The only things that I need at a school are: LGBT+ friendly, and they have a biochem/MolBio major and psychology minor.

By lgbt+ friendly I don’t just mean that I won’t get hate crimed, I want there to be campus events and resources. Also a sizeable population of lgbt+ individuals would be nice!

Preferences are: diverse and be in a urban area (or suburb w/ access to a city), weather is lower than 80 degrees Fahrenheit, not in the south and a strong sense of community.

Wellesley College
Smith College
Wesleyan University
Carleton College
Claremont Mckenna
John Hopkins
U Rochester
Wake Forest
Boston College
Boston U
Wash U Missouri

Thanks for all the help!
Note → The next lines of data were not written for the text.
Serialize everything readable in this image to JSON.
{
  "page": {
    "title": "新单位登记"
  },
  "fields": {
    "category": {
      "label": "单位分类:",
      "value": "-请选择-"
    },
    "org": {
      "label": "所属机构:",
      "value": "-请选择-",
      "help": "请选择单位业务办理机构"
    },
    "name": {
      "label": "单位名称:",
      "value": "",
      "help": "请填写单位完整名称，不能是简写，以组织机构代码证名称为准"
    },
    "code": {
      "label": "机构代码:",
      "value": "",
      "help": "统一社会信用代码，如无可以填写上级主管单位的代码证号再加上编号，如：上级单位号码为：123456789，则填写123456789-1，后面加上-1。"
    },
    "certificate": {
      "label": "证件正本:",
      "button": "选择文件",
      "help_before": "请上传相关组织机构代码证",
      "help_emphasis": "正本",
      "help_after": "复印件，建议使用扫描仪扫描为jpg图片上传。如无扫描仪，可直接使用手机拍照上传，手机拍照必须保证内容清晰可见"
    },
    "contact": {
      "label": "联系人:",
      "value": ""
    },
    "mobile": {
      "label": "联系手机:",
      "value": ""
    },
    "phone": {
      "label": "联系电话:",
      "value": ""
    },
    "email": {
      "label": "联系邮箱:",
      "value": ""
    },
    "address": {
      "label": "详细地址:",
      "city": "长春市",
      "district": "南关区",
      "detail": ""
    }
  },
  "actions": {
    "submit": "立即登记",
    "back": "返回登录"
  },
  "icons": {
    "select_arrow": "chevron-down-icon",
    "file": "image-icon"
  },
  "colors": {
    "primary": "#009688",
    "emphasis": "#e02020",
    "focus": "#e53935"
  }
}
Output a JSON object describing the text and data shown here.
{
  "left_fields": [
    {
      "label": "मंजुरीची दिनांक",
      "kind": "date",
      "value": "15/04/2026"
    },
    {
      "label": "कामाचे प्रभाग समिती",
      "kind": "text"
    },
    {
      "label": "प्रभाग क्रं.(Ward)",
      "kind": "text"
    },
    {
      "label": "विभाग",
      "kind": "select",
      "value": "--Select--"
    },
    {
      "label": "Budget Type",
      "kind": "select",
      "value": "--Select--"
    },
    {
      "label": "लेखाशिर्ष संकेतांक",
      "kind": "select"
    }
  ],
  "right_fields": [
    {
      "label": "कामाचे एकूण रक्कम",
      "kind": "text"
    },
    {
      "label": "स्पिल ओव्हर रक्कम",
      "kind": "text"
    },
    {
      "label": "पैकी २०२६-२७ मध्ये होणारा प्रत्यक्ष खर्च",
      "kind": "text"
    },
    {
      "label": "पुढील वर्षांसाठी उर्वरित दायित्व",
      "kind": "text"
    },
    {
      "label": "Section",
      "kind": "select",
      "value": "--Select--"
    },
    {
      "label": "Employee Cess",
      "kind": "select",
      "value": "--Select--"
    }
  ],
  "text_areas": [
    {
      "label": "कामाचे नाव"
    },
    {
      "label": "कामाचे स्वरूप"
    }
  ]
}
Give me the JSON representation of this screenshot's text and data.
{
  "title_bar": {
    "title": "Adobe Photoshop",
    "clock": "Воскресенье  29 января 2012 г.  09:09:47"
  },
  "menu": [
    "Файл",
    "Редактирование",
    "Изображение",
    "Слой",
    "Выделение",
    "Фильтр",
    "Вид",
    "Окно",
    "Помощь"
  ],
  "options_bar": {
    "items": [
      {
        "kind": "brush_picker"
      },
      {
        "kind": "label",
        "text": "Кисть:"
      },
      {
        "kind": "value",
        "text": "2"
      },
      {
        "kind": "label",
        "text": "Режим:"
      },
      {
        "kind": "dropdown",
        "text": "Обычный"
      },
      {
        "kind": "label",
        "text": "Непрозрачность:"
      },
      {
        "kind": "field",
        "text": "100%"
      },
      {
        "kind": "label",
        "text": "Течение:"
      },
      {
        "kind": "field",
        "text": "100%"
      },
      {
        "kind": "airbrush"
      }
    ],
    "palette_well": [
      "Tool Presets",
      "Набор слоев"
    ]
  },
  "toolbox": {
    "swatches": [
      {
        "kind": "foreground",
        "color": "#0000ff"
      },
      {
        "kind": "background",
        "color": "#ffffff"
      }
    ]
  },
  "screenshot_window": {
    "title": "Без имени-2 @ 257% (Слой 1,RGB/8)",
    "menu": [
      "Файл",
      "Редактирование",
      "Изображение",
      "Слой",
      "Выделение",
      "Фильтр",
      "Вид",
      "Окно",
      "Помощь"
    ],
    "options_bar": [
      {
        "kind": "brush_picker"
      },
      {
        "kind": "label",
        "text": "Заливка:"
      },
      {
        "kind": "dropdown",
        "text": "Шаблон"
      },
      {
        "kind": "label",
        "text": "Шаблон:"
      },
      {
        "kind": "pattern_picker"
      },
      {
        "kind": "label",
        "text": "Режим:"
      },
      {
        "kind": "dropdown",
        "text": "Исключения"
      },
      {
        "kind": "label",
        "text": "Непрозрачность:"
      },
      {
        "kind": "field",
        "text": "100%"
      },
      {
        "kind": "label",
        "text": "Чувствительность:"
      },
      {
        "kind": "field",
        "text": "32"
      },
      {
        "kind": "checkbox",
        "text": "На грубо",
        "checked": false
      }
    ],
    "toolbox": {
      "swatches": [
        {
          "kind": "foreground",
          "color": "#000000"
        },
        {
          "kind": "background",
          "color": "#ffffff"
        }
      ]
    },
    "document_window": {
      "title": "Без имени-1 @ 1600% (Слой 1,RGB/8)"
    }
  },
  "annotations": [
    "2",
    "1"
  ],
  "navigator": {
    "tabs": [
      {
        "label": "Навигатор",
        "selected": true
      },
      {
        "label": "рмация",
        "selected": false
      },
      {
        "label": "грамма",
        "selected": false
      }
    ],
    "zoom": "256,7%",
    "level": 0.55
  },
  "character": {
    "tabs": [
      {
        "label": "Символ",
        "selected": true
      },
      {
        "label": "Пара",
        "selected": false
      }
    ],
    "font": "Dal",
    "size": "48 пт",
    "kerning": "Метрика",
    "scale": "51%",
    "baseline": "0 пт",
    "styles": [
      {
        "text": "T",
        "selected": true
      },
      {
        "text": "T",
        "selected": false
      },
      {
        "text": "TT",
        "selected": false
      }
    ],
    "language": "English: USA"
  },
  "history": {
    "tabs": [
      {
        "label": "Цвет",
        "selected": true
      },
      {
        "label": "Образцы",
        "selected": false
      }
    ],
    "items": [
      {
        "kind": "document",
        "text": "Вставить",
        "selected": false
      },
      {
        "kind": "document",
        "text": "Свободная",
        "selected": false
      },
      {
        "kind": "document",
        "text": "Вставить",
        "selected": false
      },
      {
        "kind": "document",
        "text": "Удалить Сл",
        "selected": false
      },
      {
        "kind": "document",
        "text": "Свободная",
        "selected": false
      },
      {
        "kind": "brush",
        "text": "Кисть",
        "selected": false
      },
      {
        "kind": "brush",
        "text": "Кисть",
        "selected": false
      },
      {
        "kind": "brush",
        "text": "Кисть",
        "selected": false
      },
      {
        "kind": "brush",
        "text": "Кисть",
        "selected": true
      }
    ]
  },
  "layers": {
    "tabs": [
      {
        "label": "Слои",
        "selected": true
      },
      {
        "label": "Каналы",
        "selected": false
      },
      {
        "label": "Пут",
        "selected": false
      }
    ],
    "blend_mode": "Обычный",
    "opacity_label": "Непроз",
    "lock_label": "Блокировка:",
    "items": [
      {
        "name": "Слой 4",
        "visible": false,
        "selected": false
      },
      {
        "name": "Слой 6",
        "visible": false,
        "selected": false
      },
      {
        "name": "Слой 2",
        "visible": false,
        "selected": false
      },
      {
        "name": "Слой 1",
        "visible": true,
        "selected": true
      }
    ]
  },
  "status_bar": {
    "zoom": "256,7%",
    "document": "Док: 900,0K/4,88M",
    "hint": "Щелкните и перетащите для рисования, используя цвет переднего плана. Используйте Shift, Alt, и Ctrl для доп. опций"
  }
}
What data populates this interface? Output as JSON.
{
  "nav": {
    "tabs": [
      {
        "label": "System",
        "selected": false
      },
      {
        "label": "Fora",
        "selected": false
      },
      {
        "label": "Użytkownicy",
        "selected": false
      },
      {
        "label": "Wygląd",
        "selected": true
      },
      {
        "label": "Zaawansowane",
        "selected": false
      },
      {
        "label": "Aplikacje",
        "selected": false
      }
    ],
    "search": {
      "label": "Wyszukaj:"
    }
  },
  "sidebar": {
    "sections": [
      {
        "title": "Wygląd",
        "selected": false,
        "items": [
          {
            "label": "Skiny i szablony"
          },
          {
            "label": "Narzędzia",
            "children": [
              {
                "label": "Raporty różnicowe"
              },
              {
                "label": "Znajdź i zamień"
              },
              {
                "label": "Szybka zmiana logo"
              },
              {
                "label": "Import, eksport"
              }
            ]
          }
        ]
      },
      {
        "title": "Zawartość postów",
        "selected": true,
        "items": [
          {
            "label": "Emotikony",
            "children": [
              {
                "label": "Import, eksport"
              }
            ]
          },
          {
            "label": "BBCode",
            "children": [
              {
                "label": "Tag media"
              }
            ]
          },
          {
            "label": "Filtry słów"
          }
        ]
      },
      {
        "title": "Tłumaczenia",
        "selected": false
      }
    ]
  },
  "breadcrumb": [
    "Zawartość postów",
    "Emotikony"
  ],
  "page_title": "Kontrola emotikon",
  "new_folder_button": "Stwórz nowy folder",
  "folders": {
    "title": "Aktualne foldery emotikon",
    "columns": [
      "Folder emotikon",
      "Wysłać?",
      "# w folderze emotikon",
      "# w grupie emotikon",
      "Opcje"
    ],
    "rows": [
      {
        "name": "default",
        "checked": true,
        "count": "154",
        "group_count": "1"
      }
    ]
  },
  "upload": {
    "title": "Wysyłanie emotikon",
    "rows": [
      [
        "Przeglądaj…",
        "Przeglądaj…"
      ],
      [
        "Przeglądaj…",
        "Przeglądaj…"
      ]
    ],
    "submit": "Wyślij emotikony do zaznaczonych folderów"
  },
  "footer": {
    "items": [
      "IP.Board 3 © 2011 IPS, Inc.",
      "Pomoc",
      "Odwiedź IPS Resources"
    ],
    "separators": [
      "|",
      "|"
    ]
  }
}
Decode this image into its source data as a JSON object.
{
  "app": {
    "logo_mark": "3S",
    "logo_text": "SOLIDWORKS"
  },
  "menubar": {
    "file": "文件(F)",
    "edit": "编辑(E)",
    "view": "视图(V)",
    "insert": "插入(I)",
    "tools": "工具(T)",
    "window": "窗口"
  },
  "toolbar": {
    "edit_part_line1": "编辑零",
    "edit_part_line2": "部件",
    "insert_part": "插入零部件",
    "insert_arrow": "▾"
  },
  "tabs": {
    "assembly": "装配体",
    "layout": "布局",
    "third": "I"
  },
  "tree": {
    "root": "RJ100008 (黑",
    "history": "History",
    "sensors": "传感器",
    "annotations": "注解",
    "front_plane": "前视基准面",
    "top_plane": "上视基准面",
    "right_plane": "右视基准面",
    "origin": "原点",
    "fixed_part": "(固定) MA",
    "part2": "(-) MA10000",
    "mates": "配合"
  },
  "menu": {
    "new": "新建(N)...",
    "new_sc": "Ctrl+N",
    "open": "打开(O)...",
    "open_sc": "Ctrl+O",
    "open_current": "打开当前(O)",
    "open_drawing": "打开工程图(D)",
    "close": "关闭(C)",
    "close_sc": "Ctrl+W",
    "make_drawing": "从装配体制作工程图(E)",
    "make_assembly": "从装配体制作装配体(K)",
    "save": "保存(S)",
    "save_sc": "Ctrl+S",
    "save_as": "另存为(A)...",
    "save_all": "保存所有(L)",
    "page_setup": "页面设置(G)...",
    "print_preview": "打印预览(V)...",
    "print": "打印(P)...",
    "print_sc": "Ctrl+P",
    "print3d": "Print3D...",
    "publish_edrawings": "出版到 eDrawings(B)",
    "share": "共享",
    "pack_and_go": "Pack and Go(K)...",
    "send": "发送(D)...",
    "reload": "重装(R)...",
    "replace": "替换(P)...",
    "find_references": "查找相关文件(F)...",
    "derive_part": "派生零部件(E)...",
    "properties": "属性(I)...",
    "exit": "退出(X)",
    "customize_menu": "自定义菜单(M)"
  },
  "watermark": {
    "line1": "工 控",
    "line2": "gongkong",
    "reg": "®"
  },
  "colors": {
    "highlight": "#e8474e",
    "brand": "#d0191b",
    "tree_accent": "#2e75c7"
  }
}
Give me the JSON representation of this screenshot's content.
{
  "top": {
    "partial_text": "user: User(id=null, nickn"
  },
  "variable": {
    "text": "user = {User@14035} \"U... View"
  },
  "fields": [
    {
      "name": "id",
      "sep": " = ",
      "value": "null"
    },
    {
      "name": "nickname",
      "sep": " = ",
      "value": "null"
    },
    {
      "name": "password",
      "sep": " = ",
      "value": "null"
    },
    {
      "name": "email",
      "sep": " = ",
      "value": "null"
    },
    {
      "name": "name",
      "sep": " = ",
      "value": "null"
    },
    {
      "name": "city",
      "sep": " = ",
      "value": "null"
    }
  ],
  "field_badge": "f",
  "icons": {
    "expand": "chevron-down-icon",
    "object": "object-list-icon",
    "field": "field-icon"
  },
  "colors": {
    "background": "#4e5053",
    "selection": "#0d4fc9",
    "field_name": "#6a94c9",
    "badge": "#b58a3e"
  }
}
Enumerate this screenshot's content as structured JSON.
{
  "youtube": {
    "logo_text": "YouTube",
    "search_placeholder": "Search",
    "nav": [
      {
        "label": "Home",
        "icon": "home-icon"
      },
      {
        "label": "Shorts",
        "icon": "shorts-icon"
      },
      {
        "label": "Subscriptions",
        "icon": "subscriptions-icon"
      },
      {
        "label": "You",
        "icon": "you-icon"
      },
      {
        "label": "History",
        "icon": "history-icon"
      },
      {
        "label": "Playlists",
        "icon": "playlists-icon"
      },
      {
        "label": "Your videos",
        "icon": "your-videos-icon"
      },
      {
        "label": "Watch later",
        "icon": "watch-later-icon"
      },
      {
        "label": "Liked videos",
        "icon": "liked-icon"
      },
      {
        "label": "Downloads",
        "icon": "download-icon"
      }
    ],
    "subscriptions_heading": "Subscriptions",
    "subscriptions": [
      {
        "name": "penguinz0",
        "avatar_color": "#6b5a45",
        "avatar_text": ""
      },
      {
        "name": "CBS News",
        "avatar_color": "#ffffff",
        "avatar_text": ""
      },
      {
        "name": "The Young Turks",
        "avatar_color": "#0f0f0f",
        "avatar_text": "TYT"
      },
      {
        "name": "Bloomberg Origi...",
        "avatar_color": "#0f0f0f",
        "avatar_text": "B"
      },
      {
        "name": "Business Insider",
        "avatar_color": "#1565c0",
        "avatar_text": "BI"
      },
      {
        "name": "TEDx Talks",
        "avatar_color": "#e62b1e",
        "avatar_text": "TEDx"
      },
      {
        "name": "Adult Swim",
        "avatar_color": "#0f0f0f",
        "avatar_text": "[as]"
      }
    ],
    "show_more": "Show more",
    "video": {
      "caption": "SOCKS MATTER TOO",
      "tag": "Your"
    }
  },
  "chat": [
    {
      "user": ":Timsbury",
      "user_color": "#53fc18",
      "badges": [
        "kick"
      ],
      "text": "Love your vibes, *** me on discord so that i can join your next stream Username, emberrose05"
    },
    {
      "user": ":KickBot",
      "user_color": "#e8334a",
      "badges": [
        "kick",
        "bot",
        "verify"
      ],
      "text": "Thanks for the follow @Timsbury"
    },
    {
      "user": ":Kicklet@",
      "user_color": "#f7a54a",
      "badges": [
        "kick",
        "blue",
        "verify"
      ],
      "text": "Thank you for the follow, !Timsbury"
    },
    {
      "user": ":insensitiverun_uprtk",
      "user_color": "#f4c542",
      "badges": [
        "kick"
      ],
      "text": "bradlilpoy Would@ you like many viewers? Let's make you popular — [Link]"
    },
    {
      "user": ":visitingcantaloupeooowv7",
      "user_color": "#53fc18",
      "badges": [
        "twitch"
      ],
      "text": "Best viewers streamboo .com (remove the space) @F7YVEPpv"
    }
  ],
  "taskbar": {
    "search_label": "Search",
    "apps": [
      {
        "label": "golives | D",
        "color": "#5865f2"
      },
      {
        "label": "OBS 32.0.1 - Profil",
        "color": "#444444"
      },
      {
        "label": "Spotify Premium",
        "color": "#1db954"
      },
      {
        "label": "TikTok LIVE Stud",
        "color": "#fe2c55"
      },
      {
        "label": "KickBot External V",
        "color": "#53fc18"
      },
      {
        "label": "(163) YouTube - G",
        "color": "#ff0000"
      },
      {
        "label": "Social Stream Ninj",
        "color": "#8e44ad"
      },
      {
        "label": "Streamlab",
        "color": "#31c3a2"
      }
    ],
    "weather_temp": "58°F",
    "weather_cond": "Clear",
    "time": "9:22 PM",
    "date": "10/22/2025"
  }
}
If anyone has any advice on schools that I should cut out based on my requirements/preferences that would help so much!!

I wasn’t too far off.

You have Cornell twice, so there’s an easy cut :wink:

Some ways to look at groupings to get you started:

Swarthmore, Vassar, UChicago are all pretty intense intellectually. Does that suit you?
Columbia & UChicago both have a very strong required “Core” Does that suit you?
Cornell, JHU, WF, UChicago all have a pretty strong “work hard” ethos. Does that suit you?
Dartmouth, WUSTL, Princeton have something of a preppy/privileged vibe. Does that suit you?
UCLA / UCB and UMi are all big state unis, but UMi has more of a ‘sense of community’
You have 4 of the 5 Claremont McKennas. Given their overlap, pick 1!
Williams exemplifies ‘remote’- why is it on your list?

Yeah most of these are reach school: I already have schools in my state that I plan on applying to such as UNC schools that are safety/matches. My parents are only willing to send me out of state for highly-selective reach schools so that’s why most of them are reaches

If you dont like hot, then why choose any Cali schools? Wake Forest might not be the most LGBTQ friendly.

If you are instate for NC, that adds another useful metric: is school X worth the extra $$ over the instate option.

WF wasn’t the most LGBTQ friendly in the past (10+ years ago), but these days the students I know there say it’s a welcoming community.

I shouldn’t add to your list, but Haverford meets all of your criteria and is quite strong in the sciences. While Villanova meets your geographic criteria, I’m not sure that it’s as LGBTQ friendly or diverse as many of the other schools on your list.